Data Protection in Transit and at Rest with Leakage Detection

In service-oriented architecture, services can communicate and share data among themselves. This thesis presents a solution that allows detecting several types of data leakages made by authorized insiders to unauthorized services. My solution provides role-based and attribute-based access control for data so that each service can access only those data subsets for which the service is authorized, considering a context and service’s attributes such as security level of the web browser and trust level of service. My approach provides data protection in transit and at rest for both centralized and peer-to-peer service architectures. The methodology ensures confidentiality and integrity of data, including data stored in untrusted cloud. In addition to protecting data against malicious or curious cloud or database administrators, the capability of running a search through encrypted data, using SQL queries, and building analytics over encrypted data is supported. My solution is implemented in the “WAXEDPRUNE” (Web-based Access to Encrypted Data Processing in Untrusted Environments) project, funded by Northrop Grumman Cybersecurity Research Consortium. WAXEDPRUNE methodology is illustrated in this thesis for two use cases, including a Hospital Information System with secure storage and exchange of Electronic Health Records and a Vehicle-to-Everything communication system with secure exchange of vehicle’s and drivers’ data, as well as data on road events and road hazards.

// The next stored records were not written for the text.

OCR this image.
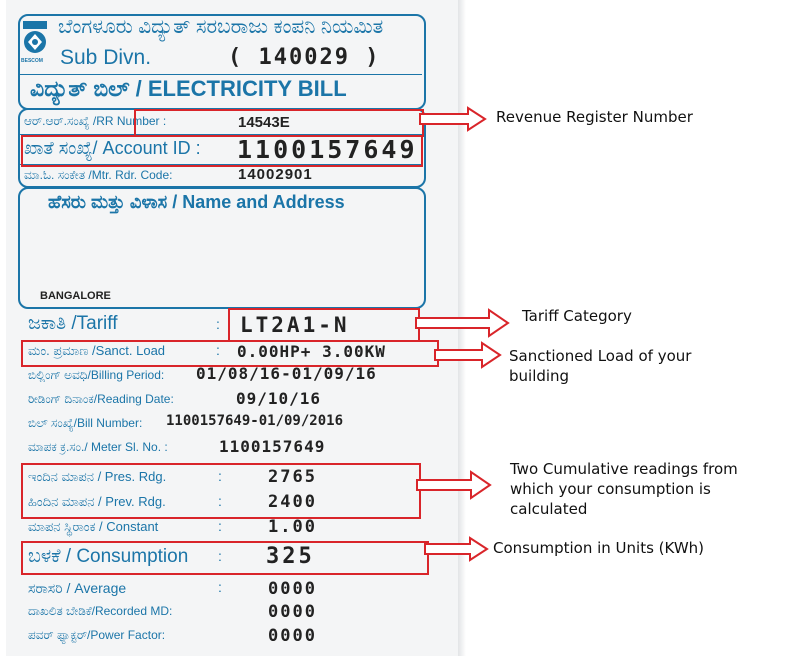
BESCOM
ಬೆಂಗಳೂರು ವಿದ್ಯುತ್ ಸರಬರಾಜು ಕಂಪನಿ ನಿಯಮಿತ
Sub Divn.	( 140029 )
ವಿದ್ಯುತ್ ಬಿಲ್ / ELECTRICITY BILL
ಆರ್.ಆರ್.ಸಂಖ್ಯೆ /RR Number :	14543E
ಖಾತೆ ಸಂಖ್ಯೆ/ Account ID : 1100157649
ಮಾ.ಓ. ಸಂಕೇತ /Mtr. Rdr. Code:	14002901
ಹೆಸರು ಮತ್ತು ವಿಳಾಸ / Name and Address
BANGALORE
ಜಕಾತಿ /Tariff	: LT2A1-N
ಮಂ. ಪ್ರಮಾಣ /Sanct. Load	: 0.00HP+ 3.00KW
ಬಿಲ್ಲಿಂಗ್ ಅವಧಿ/Billing Period: 01/08/16-01/09/16
ರೀಡಿಂಗ್ ದಿನಾಂಕ/Reading Date:	09/10/16
ಬಿಲ್ ಸಂಖ್ಯೆ/Bill Number: 1100157649-01/09/2016
ಮಾಪಕ ಕ್ರ.ಸಂ./ Meter Sl. No. :	1100157649
ಇಂದಿನ ಮಾಪನ / Pres. Rdg.	:	2765
ಹಿಂದಿನ ಮಾಪನ / Prev. Rdg.	:	2400
ಮಾಪನ ಸ್ಥಿರಾಂಕ / Constant	:	1.00
ಬಳಕೆ / Consumption : 325
ಸರಾಸರಿ / Average	:	0000
ದಾಖಲಿತ ಬೇಡಿಕೆ/Recorded MD:	0000
ಪವರ್ ಫ್ಯಾಕ್ಟರ್/Power Factor:	0000
Revenue Register Number
Tariff Category
Sanctioned Load of your
building
Two Cumulative readings from
which your consumption is
calculated
Consumption in Units (KWh)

To help with investigating data leakage incidents in service-oriented architecture, integrity of provenance data needs to be guaranteed. For that purpose, I integrate WAXEDPRUNE with IBM Hyperledger Fabric blockchain network, so that every data access, transfer or update is recorded in a public blockchain ledger, is non-repudiatable and can be verified at any time in the future. The work on this project, called “Blockhub,” is in progress.